Beranda / Rumah Tangga / Bukan Surga Impian / 2 : Cahaya dan Hidupnya

Share

2 : Cahaya dan Hidupnya

Penulis: Authorfii
last update Terakhir Diperbarui: 2024-11-04 17:30:50

"Hei, kamu! Perempuan opacraphile yang berambut seperti jagung, tolong saya!" Mulut Jenna terbuka lebar ketika seorang lelaki yang tadi terdengar meringis itu, menyebut rambut coklat mahoninya ini seperti jagung. Memangnya dia siapa, berhak mengatai rambut favoritnya seperti rambut jagung?

"Hei! Kenapa diam saja?!" Lagi, lelaki tak tahu malu itu berkata pada Jenna.

Merasa kesal, Jenna memilih untuk membuang muka ke arah yang lain. Memasang wajah super jutek, meski kesan pertama lelaki itu padanya akan kurang baik—tapi tak apa. Jenna juga tidak berniat untuk kenal lebih jauh lagi dengan lelaki itu.

"Mau minta tolong saja pakai acara ngatain rambut saya kayak jagung segala," cibir Jenna mengulang perkataan lelaki tadi.

"Lho, kamu marah? Pada kenyataannya memang begitu kok. Rambut kamu itu mirip seperti rambut jagung," balasnya malah semakin meledek.

Sial sekali Jenna sore ini. Niat hati ingin menenangkan hati dan pikirannya karena dokter Cahaya, malah harus terganggu dengan lelaki asing yang terus-terusan meledek rambutnya itu.

Memilih membuang egonya, Jenna pun berdiri. Karena dia masih mempunyai hati yang baik dan tidak sombong, Jenna akan menolong lelaki asing itu.

Kaki Jenna hanya melangkah 1 meter dari tempatnya tadi berdiri untuk sampai ke tempat lelaki itu berada. Dia menatap lelaki asing yang terduduk di semak-semak dengan satu alis terangkat.

"Tolong bantu cabutkan paku yang ada di sepatuku ini! Tanganku kebetulan sedang sakit," ucap lelaki itu sambil menunjukkan ibu jari tangan kanannya yang dibalut dengan perban.

Melihat itu, Jenna menghela nafas panjang sebelum dia berjongkok. Dengan segera, satu tangannya memegang ujung sepatu lelaki itu, dan satu tangannya lagi bergerak mencabut paku yang menancap di alas sepatu lelaki itu. Ada sedikit ringisan dari lelaki itu, tapi tak cukup membuat rasa kesal Jenna padanya menguap.
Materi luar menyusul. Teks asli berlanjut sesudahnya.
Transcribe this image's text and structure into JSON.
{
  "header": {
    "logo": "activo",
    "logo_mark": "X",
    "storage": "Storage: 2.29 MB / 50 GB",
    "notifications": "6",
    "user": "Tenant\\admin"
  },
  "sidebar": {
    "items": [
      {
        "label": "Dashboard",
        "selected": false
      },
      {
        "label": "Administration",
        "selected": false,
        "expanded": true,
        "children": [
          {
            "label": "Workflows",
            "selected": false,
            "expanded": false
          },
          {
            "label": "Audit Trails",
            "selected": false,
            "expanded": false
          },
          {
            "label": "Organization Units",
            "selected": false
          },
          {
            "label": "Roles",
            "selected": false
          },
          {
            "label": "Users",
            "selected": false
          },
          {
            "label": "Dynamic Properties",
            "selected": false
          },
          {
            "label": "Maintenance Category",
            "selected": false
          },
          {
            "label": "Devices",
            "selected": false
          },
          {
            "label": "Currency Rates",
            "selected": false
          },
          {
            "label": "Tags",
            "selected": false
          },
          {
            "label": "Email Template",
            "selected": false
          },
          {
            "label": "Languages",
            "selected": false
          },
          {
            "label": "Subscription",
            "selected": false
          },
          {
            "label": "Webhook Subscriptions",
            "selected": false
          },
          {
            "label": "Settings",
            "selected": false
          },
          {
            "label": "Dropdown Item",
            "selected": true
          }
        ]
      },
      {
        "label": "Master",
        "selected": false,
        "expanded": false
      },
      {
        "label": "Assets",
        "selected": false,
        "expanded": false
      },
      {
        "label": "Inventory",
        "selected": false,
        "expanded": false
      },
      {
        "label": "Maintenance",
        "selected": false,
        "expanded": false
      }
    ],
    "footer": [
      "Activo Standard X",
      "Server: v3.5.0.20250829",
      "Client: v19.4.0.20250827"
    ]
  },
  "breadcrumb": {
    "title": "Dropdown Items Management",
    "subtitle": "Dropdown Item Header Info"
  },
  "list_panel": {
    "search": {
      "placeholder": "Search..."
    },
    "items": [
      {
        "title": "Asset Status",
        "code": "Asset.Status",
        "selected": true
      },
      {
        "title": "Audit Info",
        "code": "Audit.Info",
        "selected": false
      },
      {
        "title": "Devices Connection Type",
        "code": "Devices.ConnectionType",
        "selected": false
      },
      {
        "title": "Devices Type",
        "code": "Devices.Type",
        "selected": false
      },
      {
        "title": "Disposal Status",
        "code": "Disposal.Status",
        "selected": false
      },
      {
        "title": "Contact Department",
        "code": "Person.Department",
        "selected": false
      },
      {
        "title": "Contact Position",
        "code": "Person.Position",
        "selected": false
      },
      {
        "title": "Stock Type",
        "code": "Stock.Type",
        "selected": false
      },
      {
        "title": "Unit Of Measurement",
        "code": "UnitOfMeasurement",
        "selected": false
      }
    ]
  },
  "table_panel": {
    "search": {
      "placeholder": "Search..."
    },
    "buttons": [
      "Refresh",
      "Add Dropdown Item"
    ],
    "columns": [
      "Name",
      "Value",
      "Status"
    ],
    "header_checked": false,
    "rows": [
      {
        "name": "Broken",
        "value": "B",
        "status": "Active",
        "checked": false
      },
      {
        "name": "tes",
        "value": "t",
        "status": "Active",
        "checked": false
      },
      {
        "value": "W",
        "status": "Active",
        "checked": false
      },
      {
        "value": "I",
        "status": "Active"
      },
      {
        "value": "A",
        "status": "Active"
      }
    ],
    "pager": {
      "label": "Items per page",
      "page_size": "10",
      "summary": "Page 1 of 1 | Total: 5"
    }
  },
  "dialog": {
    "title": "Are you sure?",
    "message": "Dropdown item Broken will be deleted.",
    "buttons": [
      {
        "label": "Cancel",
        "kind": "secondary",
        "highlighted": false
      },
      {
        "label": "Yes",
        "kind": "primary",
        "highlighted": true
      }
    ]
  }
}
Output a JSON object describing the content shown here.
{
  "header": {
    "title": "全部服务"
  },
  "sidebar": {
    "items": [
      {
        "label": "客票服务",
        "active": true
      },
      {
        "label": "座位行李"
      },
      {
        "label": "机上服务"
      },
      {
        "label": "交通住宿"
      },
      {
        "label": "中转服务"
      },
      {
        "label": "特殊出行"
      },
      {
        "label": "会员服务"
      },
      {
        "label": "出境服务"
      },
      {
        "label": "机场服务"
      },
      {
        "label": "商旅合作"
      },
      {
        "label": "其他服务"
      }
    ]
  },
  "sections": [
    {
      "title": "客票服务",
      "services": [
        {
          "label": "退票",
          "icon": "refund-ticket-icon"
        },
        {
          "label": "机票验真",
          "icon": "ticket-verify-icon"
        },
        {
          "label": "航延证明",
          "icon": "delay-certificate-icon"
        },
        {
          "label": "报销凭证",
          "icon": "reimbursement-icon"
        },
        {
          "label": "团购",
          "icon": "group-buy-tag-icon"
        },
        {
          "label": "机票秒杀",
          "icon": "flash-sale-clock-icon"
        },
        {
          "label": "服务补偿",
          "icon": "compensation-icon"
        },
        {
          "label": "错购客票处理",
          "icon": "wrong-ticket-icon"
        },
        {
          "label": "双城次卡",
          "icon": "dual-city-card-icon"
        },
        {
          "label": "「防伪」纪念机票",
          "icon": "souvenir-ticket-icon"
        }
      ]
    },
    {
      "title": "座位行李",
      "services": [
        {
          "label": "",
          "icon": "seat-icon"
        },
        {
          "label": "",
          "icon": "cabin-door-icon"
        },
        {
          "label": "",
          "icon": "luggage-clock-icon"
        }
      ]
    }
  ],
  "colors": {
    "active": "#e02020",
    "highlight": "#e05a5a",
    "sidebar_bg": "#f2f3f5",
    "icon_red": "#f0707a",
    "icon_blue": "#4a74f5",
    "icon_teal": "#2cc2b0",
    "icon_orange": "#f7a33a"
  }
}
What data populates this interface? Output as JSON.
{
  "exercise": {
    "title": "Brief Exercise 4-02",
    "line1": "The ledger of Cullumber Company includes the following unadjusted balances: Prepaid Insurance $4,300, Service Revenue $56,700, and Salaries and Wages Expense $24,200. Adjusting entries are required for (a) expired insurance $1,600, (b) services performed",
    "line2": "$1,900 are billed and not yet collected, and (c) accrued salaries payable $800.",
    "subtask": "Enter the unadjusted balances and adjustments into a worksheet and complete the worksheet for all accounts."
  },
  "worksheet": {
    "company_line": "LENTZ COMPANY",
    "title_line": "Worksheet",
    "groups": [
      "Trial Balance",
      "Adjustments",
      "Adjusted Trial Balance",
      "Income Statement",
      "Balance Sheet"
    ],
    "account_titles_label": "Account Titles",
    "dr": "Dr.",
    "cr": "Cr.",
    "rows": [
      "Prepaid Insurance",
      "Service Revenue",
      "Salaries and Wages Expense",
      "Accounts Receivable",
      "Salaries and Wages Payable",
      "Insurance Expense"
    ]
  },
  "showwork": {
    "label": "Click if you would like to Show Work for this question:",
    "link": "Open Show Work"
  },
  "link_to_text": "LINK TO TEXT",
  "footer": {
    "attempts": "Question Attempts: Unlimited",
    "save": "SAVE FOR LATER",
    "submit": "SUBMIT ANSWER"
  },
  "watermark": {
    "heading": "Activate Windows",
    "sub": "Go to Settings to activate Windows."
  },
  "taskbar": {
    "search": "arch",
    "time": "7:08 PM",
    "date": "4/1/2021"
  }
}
"Saya tidak sengaja menginjak sebuah papan tadi. Saya kira papan itu tidak ada pakunya." Jenna diam tanpa membalas perkataan lelaki itu. Merasa jika penjelasan lelaki itu tak cukup penting juga untuk Jenna sendiri.

"Sudah. Saran saya, kamu segera ke rumah sakit terdekat. Khawatir jika bakteri yang menempel di paku itu menyebabkan tetanus." Jenna berucap sambil melemparkan paku yang barusan dia cabut ke dalam danau.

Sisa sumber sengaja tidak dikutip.